Un dispositif administratif renforcé
Une nouvelle obligation incombe à la Licensing Authority, chargée de maintenir « an up-to-date record » de tous les points attribués.
Le conducteur pourra aussi demander un « Penalty Points Certificate » officiel, moyennant paiement des frais prévus.
La gestion des avis de contravention (Fixed Penalty Notice - FPN) et des notifications émises par radars (Photographic Enforcement Device Notice - PEDN) est revue afin d’intégrer le système de points. L’article 191(3A) prévoit que, lorsqu’une FPN comporte plusieurs infractions, la référence doit être faite au « lowest number of penalty points » de l’infraction la plus grave. Le même principe est appliqué pour les PEDN à l’article 195(4).
Désormais, les personnes réglant une amende liée à une infraction à points doivent se présenter en personne au tribunal et produire leur permis ainsi que leur carte d’identité.
Des amendes revalorisées
Le législateur profite de la réforme pour alourdir différentes sanctions financières.
• L’article 123B double les amendes prévues : les montants passent de Rs 25 000 à Rs 50 000 pour la première catégorie, et de Rs 50 000 à Rs 100 000 pour la suivante.
• Les sanctions prévues pour les récidivistes (article 123B(1A)) sont encore plus sévères : elles atteignent désormais Rs 200 000 à Rs 500 000.
Le même relèvement touche l’article 123D, relatif notamment à la conduite sans permis ou sous influence d’alcool ou d’autres substances.
La possibilité de racheter des points : une innovation encadrée
Le texte introduit un mécanisme inédit : la « redemption of penalty points » (article 123AJ).
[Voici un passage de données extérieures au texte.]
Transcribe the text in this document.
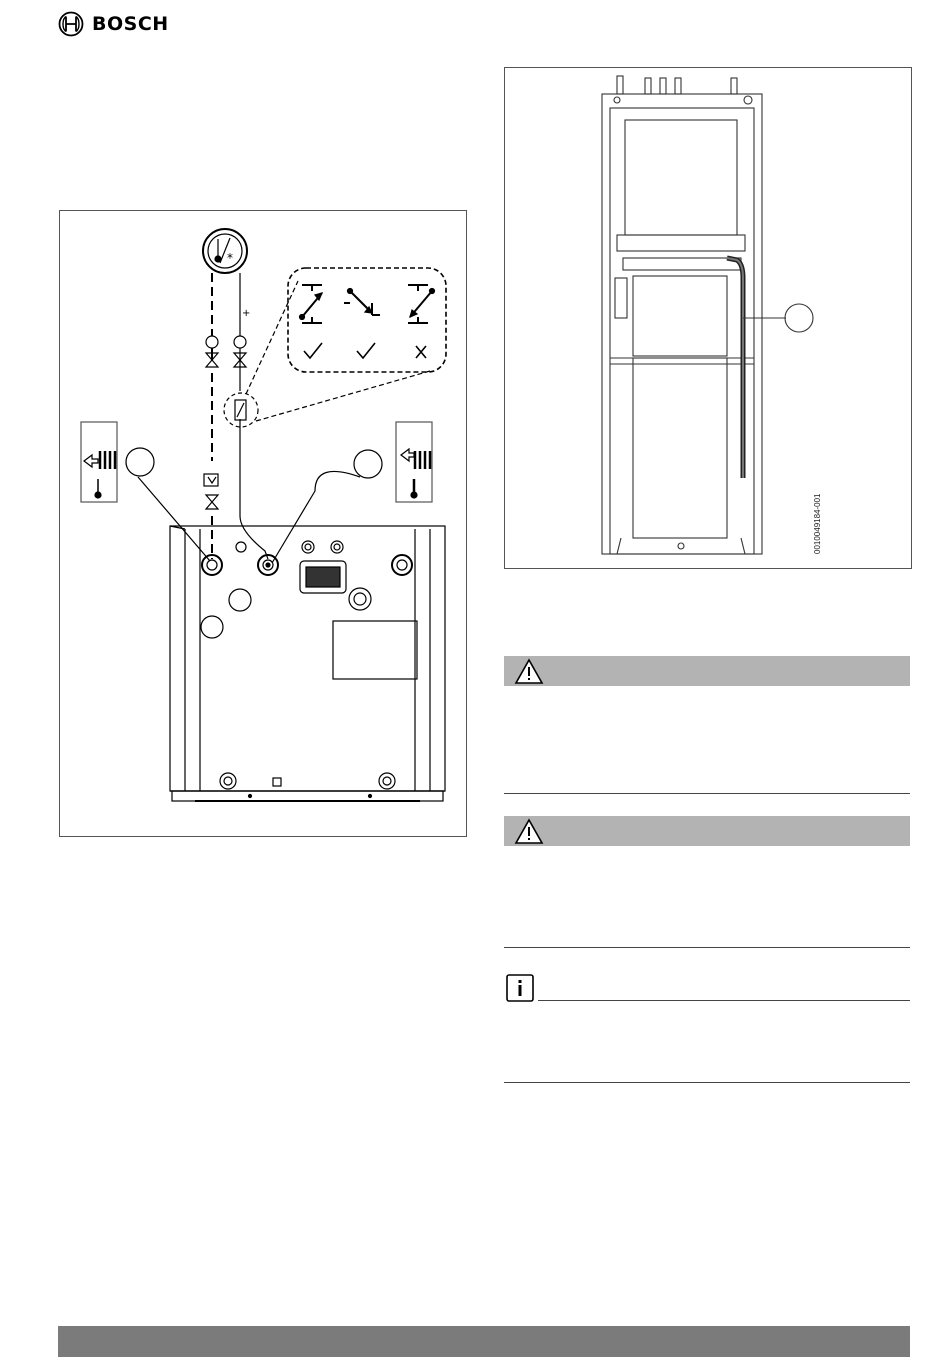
BOSCH
*
+
0010049184-001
Le conducteur ayant accumulé entre 10 et 14 points peut demander à la cour d’effacer jusqu’à 3 points.
Cette demande ne peut être déposée qu’à certaines conditions :
1. avoir suivi un « Approved Rehabilitation Course » ;
2. remplir le formulaire officiel ;
3. présenter un « Penalty Points Certificate » ;
4. et attendre 36 mois avant toute nouvelle demande.
Le juge peut accepter ou rejeter la demande. Dans les deux cas, il doit informer le « Licensing Officer » dans les 14 jours.
Toutefois, aucune demande n’est recevable si le total des points dépasse 15 avant la décision.
Une réforme technique, mais structurante
Le projet de loi porte des ambitions claires : renforcer la discipline sur les routes mauriciennes en donnant à l’État des outils de suivi plus performants et en responsabilisant les conducteurs.
Le ministre Osman Mahomed souligne dans son « Explanatory Memorandum » que la réforme vise à replacer la sécurité routière au cœur des priorités nationales. La réintroduction des points, indique-t-il, permettra « d’améliorer la protection des usagers » et d’encourager « une culture de conduite responsable ».
En encadrant plus strictement les excès, en alourdissant les sanctions et en imposant des formations obligatoires, le texte met l’accent sur la prévention et la correction plutôt que sur la seule répression. La possibilité de racheter des points, innovation notable, s’inscrit dans cet esprit de réhabilitation.